Et Florian dans tout ça ? Est-il heureux ou malheureux ? comment savoir ? Son orgueil lui interdira toujours de reconnaître qu’il souffre de vivre avec une femme qui ne le comprend pas, qui est aussi étrangère à son univers qu’un dindon de basse-cour à la Cour de Louis XIV mais en même temps il lui arrive de la regarder avec une certaine fierté en se disant que ce n’est pas rien tout de même pour un petit juif polonais d’avoir conquis cette fille de paysans français par la seule vertu de son âme juive, de son génie juif. Il ne perd jamais une occasion de répéter à tout un chacun qu’il est juif, et notre héros, qui est incapable de reconnaître d’autres juifs que ceux d’Afrique du Nord, trouve qu’il y a là une façon, sous couvert de se plaindre, d’en tirer orgueil. Ni tant d’honneur ni tant d’indignité ! lui répond-il, tout le monde s’en fiche que tu sois juif !… Et Florian alors se met à sourire finement, voyant dans cette remarque une preuve de plus de son antisémitisme caché et du caractère décidément incurablement grossier de l’esprit goï.
Car Florian est à la fois orgueilleux et torturé par un insupportable sentiment d’infériorité. Au fond c’est un enfant, un garnement insupportable, immature et surdoué. Michèle est peut-être beaucoup plus proche d’avoir gagné sa guerre qu’elle ne le pense parce qu’il a trouvé en elle une mère sans qui il serait perdu. Certes la jouissance lui est interdit, au sens où on l’entend d’ordinaire, mais il doit la trouver très belle malgré tout, lui qui prétend que la beauté n’existe pas, et parfois même il ne doit pas être loin de croire en son intelligence, ce bon sens français auquel de par son origine il n’aurait pas accès.
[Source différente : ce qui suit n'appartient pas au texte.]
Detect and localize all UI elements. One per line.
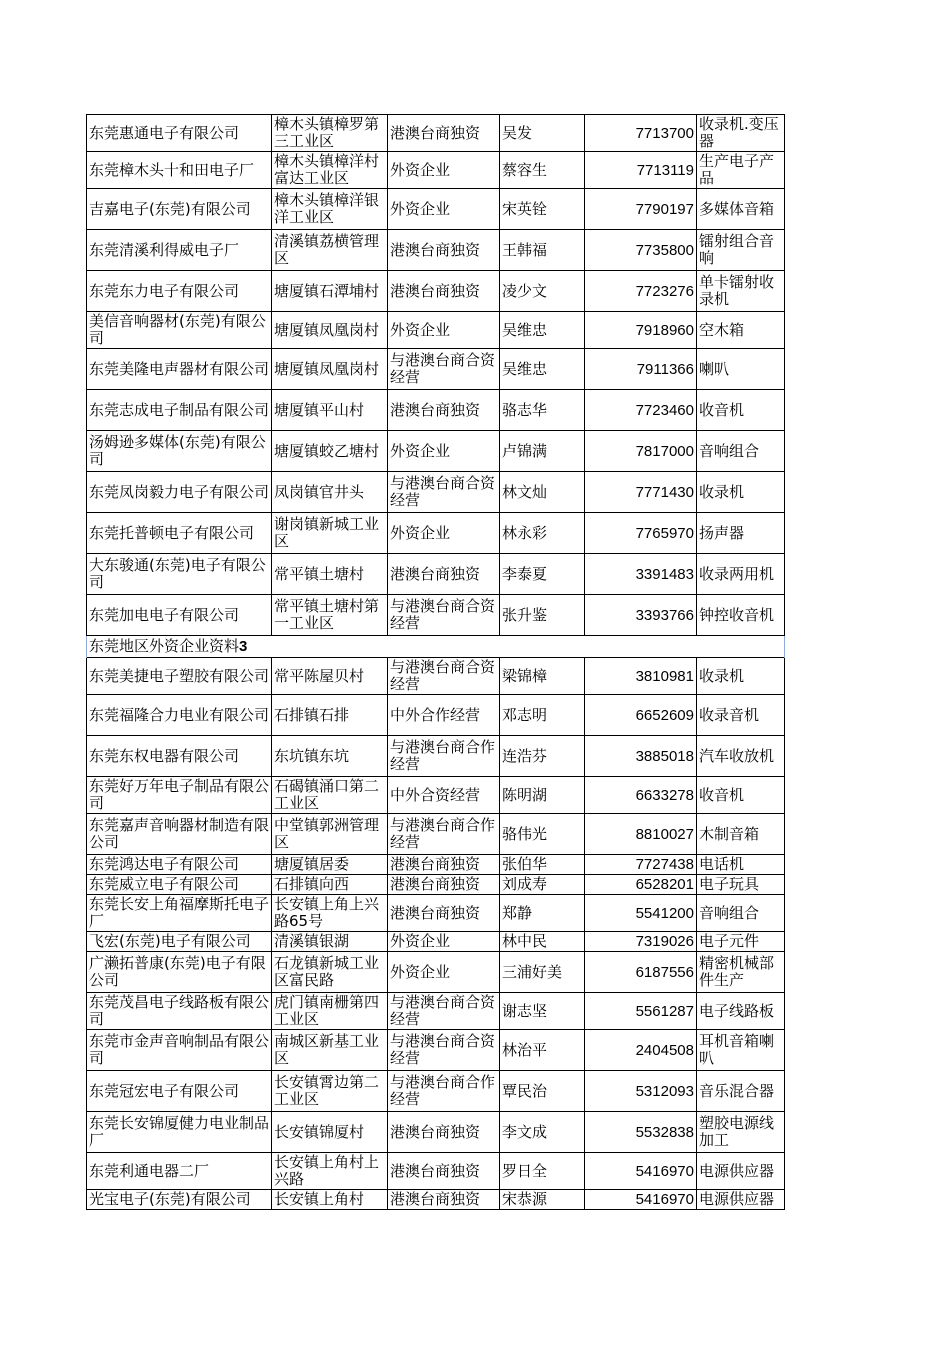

C’est d’ailleurs aussi cette intelligence qu’il trouve chez notre héros, il aime en lui le raisonneur, le dialecticien. Au fond il éprouve pour eux la même ambiguïté de sentiment, mélange d’admiration et de mépris, qu’il éprouve pour ceux qui ne font pas partie de son peuple et eux, comprenant qu’aucun des deux finalement n’aura jamais le dernier mot sur l’autre, ont appris à se le partager en se contentant de ce qu’ils ont.
Car c’est facile de se faire désirer quand on sait se rendre inaccessible. Florian échappe à tous. Il vous file entre les doigts, personne ne peut le saisir. Son principal stratagème pour se rendre insaisissable c’est son rapport au temps. Notre héros, on l’a dit, l’appelle « l’homme à la montre », il se préoccupe toujours de l’heure, il est toujours pressé. Les moments qu’il passe avec vous il vous les concède, il vous les sacrifie et ce faisant se place ainsi toujours en position du supériorité. Notre héros à l’inverse habite le temps comme un vêtement trop grand pour lui. Il en a toujours trop, il ne sait qu’en faire. Son ennemi principal c’est l’ennui. Quand il va dîner chez Florian il essaye d’en profiter au maximum en restant dormir le soir, en faisant la vaisselle avec lui le lendemain matin. Une petite heure de plus ce n’est pas à dédaigner. Seulement immanquablement, un peu plus tôt un peu plus tard, arrivera le moment où il faudra repartir et alors il se retrouvera seul. Le combat qu’il mène contre le temps est perdu d’avance. L’étrange sentiment qui le lie à Florian c’est que celui-ci est la seule personne en présence de qui il cesse de ressentir cette pesanteur d’existence qui l’accable, la seule personne avec qui la vie devient supportable. C’est la première fois qu’il connaît cette sensation de légèreté comparable peut-être à celle que l’on éprouve lorsque l’on use d’une drogue, une sensation qui entraîne un état de dépendance capable de vous pousser à toutes les folies pour la retrouver. Ainsi, sans s’en apercevoir, notre héros est devenu victime d’une sorte d’addiction et si Florian lui proposait de venir vivre avec lui il courrait… Mais évidemment Florian ne le lui propose pas, il ne lui concède que quelques parcelles de son précieux temps. Il est à la fois sa drogue et son dealer. C’est pourquoi on imagine avec quelle impatience notre héros attend les prochaines vacances et ces fameux quinze jours qu’ils passeront ensemble à l’Île du Possible. D’ici là il faudra qu’il tienne tant bien que mal et ce ne sera pas facile.
Pour l’instant, une semaine sur deux, le samedi et le dimanche, il va porter la bonne parole au petit groupe d’enseignants auprès de qui il s’est engagé à animer un stage de formation continue. Pour lui c’est un déplacement supplémentaire, des heures de train, mais en même temps ce sont deux jours qui passent sans qu’on ait à y songer, deux jours de gagnés sur ceux qui le séparent du retour de Marie.